NIMBLE with the Automated Factor (AF) slice sampler

It turns out that we can improve the performance of our model even more if we sample our parameters jointly, instead of one at a time. There are multiple ways of doing this but I was blown away when I saw the performance of the Automated Factor (AF) slice sampler.

#Step 3) MCMC configuration
mod3=configureMCMC(mod2,
                   monitors = parameters.to.save)

## ===== Monitors =====
## thin = 1: b0, b1, b2
## ===== Samplers =====
## RW sampler (3)
##   - b0
##   - b1
##   - b2

mod3$removeSamplers(c('b0','b1','b2'))
mod3$printSamplers()
mod3$addSampler(target = c('b0','b1','b2'),
                type = 'sampler_AF_slice')

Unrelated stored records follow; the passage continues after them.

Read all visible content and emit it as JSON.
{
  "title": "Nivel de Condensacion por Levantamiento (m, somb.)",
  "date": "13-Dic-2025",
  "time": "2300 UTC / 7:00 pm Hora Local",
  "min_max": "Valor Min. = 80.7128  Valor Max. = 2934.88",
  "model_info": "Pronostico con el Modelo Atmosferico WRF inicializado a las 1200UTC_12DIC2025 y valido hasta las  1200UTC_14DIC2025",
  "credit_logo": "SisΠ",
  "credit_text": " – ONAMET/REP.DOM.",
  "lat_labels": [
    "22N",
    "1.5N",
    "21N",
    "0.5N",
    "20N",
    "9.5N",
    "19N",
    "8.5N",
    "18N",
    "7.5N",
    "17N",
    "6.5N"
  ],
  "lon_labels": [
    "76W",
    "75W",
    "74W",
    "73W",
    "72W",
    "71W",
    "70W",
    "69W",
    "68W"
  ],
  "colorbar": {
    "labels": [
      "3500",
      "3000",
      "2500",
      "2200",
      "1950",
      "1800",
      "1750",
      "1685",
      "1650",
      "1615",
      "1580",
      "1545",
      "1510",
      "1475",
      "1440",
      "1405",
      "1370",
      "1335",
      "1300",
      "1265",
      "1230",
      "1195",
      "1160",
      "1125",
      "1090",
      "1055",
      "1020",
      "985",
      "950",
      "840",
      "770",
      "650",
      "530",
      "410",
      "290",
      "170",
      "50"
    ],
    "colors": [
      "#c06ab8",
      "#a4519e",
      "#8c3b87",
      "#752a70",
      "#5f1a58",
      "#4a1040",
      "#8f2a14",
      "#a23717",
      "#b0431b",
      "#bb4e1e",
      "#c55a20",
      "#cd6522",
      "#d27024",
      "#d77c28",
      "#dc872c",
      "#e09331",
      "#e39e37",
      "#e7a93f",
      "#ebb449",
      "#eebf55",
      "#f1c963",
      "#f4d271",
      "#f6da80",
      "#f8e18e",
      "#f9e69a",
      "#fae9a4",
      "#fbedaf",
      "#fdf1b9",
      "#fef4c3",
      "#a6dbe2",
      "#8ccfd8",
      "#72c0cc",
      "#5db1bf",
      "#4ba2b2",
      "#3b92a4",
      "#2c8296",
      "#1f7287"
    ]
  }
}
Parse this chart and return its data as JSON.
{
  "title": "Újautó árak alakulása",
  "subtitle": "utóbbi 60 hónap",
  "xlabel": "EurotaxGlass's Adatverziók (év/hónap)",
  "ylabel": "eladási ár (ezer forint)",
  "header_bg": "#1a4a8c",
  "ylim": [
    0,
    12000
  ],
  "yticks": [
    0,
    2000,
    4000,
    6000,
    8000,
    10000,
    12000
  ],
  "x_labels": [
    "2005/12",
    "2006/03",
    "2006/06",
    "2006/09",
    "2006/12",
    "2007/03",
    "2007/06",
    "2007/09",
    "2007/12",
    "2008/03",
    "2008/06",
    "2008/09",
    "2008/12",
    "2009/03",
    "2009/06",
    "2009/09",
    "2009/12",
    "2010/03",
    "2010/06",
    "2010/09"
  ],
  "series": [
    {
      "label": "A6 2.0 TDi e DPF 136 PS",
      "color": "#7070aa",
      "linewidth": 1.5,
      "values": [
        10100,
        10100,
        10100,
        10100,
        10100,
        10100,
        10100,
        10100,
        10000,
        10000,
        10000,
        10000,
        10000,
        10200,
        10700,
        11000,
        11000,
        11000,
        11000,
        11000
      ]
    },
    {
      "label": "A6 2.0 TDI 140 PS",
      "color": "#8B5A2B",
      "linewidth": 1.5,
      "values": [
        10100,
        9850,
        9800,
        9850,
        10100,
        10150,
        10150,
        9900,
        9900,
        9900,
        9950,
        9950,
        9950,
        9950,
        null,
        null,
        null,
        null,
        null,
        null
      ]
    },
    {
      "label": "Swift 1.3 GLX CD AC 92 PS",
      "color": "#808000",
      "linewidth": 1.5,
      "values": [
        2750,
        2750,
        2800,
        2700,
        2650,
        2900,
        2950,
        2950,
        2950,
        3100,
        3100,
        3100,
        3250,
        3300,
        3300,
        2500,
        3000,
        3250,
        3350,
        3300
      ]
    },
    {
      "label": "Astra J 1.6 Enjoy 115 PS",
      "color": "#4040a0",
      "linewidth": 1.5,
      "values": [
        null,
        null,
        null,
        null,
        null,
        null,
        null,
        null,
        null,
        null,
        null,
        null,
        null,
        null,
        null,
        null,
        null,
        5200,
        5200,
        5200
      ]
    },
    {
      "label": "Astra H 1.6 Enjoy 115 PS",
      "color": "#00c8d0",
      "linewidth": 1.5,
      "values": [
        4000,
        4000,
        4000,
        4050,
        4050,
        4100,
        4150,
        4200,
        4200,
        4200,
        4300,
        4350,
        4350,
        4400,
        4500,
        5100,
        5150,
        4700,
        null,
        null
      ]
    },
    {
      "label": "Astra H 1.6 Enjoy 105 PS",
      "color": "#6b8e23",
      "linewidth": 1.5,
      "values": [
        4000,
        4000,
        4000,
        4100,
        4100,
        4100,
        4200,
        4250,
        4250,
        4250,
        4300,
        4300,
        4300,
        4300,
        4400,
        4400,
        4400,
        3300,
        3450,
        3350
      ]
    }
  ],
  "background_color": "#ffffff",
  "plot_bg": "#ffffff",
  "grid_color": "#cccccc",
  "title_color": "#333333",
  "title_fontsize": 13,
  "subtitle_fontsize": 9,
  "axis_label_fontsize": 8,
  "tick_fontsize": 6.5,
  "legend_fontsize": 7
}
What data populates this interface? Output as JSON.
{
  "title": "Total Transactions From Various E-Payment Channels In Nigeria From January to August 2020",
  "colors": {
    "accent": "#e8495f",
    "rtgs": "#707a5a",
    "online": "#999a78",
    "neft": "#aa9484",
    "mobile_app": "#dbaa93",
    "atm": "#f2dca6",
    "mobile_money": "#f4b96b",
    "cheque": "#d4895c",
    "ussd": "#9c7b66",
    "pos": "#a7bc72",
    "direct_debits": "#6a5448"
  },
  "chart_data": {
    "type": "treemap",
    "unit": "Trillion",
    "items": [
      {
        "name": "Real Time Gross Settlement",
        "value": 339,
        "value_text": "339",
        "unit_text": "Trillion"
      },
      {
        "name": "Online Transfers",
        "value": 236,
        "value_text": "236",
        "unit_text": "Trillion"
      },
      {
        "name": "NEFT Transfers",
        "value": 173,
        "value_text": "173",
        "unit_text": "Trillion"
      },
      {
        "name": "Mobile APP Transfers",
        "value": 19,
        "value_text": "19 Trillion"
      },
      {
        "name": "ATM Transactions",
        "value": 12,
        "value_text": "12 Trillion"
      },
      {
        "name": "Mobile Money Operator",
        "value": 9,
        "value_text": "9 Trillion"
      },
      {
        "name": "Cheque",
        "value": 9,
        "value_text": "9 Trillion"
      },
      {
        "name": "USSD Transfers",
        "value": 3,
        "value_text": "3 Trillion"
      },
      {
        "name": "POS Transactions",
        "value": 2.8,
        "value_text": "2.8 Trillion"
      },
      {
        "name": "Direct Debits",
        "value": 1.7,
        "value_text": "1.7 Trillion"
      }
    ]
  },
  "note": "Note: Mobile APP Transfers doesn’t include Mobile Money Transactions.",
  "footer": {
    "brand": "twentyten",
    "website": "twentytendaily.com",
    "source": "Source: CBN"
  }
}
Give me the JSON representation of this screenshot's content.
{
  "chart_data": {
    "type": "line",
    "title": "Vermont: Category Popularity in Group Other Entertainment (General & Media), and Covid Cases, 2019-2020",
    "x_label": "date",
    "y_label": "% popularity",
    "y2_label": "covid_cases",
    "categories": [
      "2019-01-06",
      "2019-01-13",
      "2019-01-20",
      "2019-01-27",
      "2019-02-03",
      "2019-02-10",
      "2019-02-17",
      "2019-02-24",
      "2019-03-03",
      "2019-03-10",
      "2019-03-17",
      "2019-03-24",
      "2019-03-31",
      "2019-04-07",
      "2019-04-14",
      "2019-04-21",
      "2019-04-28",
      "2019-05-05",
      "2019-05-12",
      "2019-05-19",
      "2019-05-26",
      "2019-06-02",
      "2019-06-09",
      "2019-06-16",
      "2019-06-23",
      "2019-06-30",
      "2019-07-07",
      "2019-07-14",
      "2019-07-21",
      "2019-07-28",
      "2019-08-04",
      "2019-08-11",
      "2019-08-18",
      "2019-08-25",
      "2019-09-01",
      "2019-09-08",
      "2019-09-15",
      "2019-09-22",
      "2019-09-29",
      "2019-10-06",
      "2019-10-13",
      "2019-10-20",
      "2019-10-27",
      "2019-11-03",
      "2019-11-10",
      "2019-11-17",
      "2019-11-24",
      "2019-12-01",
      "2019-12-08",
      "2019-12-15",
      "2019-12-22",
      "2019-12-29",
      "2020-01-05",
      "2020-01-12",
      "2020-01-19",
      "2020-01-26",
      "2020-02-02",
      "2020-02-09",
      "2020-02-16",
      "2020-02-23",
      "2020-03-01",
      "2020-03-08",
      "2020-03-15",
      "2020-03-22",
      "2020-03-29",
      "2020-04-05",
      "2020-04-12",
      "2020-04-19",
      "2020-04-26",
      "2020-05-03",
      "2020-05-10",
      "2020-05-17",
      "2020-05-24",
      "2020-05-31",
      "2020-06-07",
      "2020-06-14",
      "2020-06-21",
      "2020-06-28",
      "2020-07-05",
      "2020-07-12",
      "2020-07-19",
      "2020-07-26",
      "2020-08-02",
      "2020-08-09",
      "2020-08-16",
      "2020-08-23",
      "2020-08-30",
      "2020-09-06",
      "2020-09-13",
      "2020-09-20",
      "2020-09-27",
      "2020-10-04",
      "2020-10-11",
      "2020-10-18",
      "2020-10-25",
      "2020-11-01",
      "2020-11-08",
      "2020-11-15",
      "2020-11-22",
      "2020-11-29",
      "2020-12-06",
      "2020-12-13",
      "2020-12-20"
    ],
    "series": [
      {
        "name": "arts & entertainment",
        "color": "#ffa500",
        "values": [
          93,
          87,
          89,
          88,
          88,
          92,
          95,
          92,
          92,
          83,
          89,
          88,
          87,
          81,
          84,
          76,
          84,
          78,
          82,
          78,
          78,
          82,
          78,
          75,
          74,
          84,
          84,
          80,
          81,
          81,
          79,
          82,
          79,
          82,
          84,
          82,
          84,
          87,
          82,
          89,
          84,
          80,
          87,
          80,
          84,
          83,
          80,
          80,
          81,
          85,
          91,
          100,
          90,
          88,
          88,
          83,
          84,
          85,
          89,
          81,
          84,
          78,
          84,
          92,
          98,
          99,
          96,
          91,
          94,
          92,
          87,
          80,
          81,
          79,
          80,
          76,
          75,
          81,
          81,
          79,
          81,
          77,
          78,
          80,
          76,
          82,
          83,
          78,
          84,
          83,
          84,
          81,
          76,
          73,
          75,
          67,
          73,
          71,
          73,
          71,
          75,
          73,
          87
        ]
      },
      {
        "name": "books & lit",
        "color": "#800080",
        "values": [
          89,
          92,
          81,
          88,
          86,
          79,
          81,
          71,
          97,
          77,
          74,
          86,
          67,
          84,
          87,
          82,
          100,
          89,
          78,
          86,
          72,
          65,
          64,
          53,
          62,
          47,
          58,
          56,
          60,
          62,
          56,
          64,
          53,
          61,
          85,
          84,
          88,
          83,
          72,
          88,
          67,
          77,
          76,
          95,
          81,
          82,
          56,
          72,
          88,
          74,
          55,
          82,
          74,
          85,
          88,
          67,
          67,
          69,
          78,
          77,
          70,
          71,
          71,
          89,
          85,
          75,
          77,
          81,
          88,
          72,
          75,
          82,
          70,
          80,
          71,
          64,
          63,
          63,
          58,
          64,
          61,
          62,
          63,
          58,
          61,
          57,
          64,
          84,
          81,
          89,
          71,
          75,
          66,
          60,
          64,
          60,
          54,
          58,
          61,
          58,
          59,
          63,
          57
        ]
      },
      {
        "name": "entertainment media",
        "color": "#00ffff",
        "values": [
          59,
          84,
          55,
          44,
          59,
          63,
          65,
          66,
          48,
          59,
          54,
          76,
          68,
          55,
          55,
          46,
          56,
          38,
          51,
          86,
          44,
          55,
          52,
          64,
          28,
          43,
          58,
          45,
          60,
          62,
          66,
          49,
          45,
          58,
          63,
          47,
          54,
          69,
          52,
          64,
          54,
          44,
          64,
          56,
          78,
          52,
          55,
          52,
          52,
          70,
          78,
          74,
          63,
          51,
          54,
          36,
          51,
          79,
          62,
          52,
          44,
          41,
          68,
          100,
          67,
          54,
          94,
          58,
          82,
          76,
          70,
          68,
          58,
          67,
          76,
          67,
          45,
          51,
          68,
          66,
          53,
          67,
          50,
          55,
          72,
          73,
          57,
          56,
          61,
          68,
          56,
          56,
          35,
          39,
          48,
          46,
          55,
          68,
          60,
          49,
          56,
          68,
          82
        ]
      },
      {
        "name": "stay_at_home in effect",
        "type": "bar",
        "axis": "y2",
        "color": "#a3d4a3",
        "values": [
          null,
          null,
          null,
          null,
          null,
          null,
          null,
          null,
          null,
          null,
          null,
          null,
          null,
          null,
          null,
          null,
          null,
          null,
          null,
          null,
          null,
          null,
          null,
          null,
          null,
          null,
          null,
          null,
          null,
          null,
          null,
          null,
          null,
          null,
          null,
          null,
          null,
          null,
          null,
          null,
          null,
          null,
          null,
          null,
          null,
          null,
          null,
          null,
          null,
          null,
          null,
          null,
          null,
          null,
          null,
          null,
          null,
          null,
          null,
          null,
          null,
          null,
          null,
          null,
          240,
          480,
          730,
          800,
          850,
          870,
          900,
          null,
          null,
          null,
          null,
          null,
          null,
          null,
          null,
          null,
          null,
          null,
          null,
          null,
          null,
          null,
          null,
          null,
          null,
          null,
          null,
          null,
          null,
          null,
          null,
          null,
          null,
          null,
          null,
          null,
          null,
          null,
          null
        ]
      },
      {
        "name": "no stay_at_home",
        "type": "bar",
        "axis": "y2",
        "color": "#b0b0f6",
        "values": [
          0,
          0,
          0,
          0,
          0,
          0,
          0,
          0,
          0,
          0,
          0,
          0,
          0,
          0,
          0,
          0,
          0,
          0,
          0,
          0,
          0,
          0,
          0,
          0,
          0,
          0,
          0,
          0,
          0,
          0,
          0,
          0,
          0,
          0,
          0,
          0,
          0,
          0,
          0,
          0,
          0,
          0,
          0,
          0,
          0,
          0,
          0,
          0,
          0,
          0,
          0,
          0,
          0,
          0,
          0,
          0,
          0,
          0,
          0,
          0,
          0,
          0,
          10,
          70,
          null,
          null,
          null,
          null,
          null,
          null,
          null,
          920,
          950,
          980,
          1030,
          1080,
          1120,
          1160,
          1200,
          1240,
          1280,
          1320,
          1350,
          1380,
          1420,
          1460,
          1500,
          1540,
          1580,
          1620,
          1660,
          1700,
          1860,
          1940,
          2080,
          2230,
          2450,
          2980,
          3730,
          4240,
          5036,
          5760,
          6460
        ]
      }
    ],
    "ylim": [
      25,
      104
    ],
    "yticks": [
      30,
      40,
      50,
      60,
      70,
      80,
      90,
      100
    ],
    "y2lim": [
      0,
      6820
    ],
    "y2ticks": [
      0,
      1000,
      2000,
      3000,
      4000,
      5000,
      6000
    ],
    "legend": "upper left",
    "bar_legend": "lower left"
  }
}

#Step 4) Create MCMC function and compile it
mod4 <- buildMCMC(mod3)
mod5 <- compileNimble(mod4)

#Step 5) Run MCMC
samples <- runMCMC(mcmc=mod5,
                   inits = initial.values,
                   niter = n.iter,
                   nburnin = n.burnin,
                   nchains = n.chains)

#Step 6) Examine output
MCMCtrace(object = samples,
          pdf = FALSE, # no export to PDF
          ind = TRUE, # separate density lines per chain
          params = c('b0','b1','b2'))

#Calculate effective sample size
b0=c(samples$chain1[,1],samples$chain2[,1],samples$chain3[,1]); 
effectiveSize(b0); 

##  var1 
## 12000

b1=c(samples$chain1[,2],samples$chain2[,2],samples$chain3[,2]); 
effectiveSize(b1); 

##     var1 
## 11666.14

b2=c(samples$chain1[,3],samples$chain2[,3],samples$chain3[,3]); 
effectiveSize(b2); 

##     var1 
## 11677.83

Although the run time seems similar to that of the regular slice sampler, the AF slice sampler works brilliantly in this example.